Breaking: July 3, 2021: Wareham Board of Selectmen asked to make AD Makepeace account for the missing sand at 160 Tihonet Road, Wareham. Why no earth removal permit? A massive amount – 2 to 4 million cubic yards has gone missing. Read a local residents letter below. The resident writes:
“Please openly insist that AD Makepeace keeps its word to publicly account for its earth removal in Wareham. Better yet, immediately engage an independent forensic auditing firm to do the job at Makepeace’s expense. It is bad enough our Pot Shop has a better reputation than our school system. Continuing to stick your heads in our enormous but rapidly depleting reserves of sand, on all matters Makepeace, is just as embarrassing.”
This site was once what is called “Priority Mapped Habitat” under the Massachusetts Endangered Species Act. It was a 50 acre globally rare Pine Barrens ecosystem.
State and local regulators sanctioned the destruction of this pristine habitat by AD Makepeace. First, Makepeace leveled the site, taking down one of the highest hills around. This entailed clear-cutting and ripping up soils that had been there for thousands of years and all the rich biota in that soil and releasing a sudden pulse of carbon to the atmosphere. Then, pulling up stumps and grinding them, probably along with the trees to be sold for wooding burning biomass incinerators disguised as clean energy.
Then, Makepeace and Borrego got ratepayer and taxpayer subsidies to build a 50 acre land based solar project on this once pristine site next to Frogfoot Reservoir, considered a biological hotspot according to the state Natural Heritage and Endangered Species Program (NHESP). And near Harlow Brook. Now what? The upland used by the species is gone.
In 2015, NHESP and MassWildlife issued Makepeace a permit to kill 10 pine barrens species that are protected by law under the Massachusetts Endangered Species Act. This included the endangered Northern Barrens Tiger Beetle. The NHESP permit is ironically called a “Conservation and Management Permit” — it is actually a permit to “take” — or kill — the listed species. There is supposed to be “mitigation” when this happens but how can a species be conserved and “managed” when large swarths of its habitat is destroyed? What is the cumulative impact of all the deforestation by Makepeace and other solar and sand mining operations in the Pine Barrens?
Excerpt from the 2015 NHESP permit for Makepeace to “take” 10 legally protected species so it could say it was strip mining 50 acres “in compliance with the state endangered species law.”
The state’s GIS system has data layers to look up various habitat types on BioMap2 – such as critical core habitat. Take a look, zoom in and learn about the Pine Barrens ecosystem! http://maps.massgis.state.ma.us/map_ol/oliver.php
Tihonet East Solar site: after removal of forest and topsoil.
AD Makepeace mined the 160 Tihonet Road site illegally without an Earth Removal Permit from the Wareham Board of Selectmen. The Town does not deny that a permit was needed under the Town’s Earth Removal Bylaw. On March 9, 2021, the Board confirmed in writing that no permit was issued. There has been no explanation of why Makepeace didn’t apply for and obtain the permit.

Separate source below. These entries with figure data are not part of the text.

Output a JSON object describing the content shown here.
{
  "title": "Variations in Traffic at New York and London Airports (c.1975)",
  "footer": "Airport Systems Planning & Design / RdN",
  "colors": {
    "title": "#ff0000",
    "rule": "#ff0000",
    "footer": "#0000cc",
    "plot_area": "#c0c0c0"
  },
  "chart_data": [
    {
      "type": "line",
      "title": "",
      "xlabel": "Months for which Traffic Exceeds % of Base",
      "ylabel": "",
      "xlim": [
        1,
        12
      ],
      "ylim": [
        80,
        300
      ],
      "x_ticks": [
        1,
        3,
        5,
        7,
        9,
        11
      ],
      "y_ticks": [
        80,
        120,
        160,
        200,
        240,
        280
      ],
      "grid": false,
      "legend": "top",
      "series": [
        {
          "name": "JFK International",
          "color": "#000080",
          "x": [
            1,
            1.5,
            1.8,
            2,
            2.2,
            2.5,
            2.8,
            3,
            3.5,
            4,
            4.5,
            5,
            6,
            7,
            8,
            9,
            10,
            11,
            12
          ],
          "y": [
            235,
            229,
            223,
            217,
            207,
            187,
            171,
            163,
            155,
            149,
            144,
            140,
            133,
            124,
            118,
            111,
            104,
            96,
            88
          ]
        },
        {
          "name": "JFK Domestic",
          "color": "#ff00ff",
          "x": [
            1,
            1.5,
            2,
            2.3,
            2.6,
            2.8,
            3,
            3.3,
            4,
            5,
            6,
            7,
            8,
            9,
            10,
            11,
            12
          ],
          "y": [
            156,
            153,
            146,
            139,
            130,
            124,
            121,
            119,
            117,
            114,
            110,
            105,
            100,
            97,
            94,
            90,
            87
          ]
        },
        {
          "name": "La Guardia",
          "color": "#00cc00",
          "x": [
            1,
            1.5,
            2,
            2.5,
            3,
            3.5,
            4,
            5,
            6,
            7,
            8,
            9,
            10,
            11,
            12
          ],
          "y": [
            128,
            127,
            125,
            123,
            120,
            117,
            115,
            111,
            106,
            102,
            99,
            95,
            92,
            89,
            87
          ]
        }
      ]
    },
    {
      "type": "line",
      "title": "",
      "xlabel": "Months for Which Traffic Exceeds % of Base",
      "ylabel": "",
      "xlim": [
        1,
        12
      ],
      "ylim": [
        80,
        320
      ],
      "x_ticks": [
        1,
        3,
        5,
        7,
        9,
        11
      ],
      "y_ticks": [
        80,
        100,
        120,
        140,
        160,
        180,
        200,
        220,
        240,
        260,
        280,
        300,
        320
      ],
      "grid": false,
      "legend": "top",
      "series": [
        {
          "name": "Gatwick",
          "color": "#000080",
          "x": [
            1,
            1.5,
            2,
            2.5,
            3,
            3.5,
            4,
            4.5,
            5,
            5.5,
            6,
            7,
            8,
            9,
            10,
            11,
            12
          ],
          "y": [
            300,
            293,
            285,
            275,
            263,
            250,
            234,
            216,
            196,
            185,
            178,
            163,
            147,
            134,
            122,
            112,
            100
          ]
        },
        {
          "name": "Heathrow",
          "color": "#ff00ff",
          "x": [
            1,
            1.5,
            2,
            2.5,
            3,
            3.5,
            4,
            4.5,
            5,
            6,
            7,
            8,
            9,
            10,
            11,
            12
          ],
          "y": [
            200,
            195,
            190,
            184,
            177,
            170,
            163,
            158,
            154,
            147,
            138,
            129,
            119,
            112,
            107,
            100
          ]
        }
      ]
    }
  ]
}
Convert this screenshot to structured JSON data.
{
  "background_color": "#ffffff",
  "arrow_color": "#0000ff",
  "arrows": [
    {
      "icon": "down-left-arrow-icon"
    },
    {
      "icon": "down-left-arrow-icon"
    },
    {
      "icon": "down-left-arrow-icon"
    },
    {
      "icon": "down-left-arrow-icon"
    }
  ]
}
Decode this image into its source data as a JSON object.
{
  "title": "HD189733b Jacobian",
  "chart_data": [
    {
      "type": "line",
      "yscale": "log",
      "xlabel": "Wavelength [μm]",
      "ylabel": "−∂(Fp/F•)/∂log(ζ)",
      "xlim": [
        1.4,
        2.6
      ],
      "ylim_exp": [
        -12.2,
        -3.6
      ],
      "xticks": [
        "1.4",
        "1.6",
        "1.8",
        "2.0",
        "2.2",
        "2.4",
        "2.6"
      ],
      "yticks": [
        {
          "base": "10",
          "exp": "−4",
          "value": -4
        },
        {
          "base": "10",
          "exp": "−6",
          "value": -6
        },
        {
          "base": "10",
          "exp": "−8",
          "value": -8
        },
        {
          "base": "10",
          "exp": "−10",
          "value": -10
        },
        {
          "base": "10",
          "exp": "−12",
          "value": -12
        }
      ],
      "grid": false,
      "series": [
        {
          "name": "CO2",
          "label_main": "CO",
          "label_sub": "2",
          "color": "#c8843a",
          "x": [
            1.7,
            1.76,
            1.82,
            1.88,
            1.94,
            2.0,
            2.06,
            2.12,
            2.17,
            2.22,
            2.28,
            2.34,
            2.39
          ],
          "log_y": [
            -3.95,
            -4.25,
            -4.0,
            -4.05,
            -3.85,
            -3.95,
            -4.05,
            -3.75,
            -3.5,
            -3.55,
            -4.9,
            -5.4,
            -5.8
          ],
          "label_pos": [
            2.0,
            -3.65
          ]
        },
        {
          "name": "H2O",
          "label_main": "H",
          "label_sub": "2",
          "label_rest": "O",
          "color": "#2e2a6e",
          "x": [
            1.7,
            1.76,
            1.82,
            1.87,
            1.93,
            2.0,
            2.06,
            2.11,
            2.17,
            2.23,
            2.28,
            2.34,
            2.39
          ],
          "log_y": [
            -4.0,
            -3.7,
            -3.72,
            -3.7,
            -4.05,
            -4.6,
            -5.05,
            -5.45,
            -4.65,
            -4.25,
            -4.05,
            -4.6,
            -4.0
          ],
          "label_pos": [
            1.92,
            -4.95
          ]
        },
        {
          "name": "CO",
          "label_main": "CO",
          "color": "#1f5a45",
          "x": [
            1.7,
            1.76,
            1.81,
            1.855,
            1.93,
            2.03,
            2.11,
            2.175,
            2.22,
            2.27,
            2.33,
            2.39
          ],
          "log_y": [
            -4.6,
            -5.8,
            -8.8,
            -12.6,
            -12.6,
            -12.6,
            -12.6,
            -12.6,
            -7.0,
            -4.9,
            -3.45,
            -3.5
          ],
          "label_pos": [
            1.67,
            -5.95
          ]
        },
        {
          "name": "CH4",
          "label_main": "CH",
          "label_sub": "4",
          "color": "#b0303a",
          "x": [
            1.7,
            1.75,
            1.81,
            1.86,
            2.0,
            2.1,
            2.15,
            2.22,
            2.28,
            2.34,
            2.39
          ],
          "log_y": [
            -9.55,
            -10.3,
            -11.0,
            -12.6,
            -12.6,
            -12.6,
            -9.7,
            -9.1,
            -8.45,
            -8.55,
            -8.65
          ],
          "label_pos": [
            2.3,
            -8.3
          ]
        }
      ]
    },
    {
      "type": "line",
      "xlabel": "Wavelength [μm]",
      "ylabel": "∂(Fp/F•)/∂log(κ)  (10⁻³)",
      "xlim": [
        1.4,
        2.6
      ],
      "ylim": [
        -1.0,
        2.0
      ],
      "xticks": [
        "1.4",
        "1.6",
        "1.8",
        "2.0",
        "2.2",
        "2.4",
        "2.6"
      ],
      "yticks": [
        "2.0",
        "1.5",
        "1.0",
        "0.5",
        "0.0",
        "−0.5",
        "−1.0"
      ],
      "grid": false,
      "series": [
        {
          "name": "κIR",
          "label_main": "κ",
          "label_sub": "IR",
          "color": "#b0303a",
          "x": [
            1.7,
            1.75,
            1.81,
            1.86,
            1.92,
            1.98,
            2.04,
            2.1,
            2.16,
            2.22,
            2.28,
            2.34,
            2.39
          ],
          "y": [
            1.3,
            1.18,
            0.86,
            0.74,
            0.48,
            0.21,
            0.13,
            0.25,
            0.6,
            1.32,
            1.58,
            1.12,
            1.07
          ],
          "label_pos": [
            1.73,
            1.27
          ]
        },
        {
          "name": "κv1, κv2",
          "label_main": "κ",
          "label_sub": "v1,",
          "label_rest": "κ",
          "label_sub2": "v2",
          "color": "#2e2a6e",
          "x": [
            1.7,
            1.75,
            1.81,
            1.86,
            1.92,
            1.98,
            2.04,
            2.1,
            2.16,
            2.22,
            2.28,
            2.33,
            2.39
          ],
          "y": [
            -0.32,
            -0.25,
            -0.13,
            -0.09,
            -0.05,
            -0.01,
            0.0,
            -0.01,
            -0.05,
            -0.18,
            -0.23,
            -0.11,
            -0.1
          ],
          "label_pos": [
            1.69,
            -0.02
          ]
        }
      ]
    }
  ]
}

This deprived the Town of hundreds of thousands of dollars in earth removal fees that are required under the Bylaw. The Board has also confirmed that no Earth Removal Permits were issued for any Makepeace earth removal activities in Wareham. There has been no explanation of why not. One report is that AD Makepeace had a “handshake deal” with the Town to do earth removal without permits. How much revenue has this cost the Town of Wareham?
Why isn’t AD Makepeace playing by the rules?
The Tihonet East Solar site is located near Makepeace’s aggregate mining facility, Read Custom Soils. http://www.readcustomsoils.com. Read sells sand and specialty soils throughout the region.
In 2016, Makepeace received a permit from the Town of Plymouth to extract 6.5 million cubic yards of sand and gravel just north of the 160 Tihonet Road solar site. This site is shown on the map below marked “Wankinko Reservoir”. Makepeace’s permit application to the Town of Plymouth states the aggregate removal is for “agriculture.” Some new bogs were built, but the volume of earth removed far outstrips the amount needed to build the bogs. The image shows that the site is still denuded.
The cumulative impact of the earth removal along the Wankinko River, Frogfoot Reservoir and Harlow Brook has never been evaluated. The forests and vegetation once filtered the water and helped the aquifer to recharge.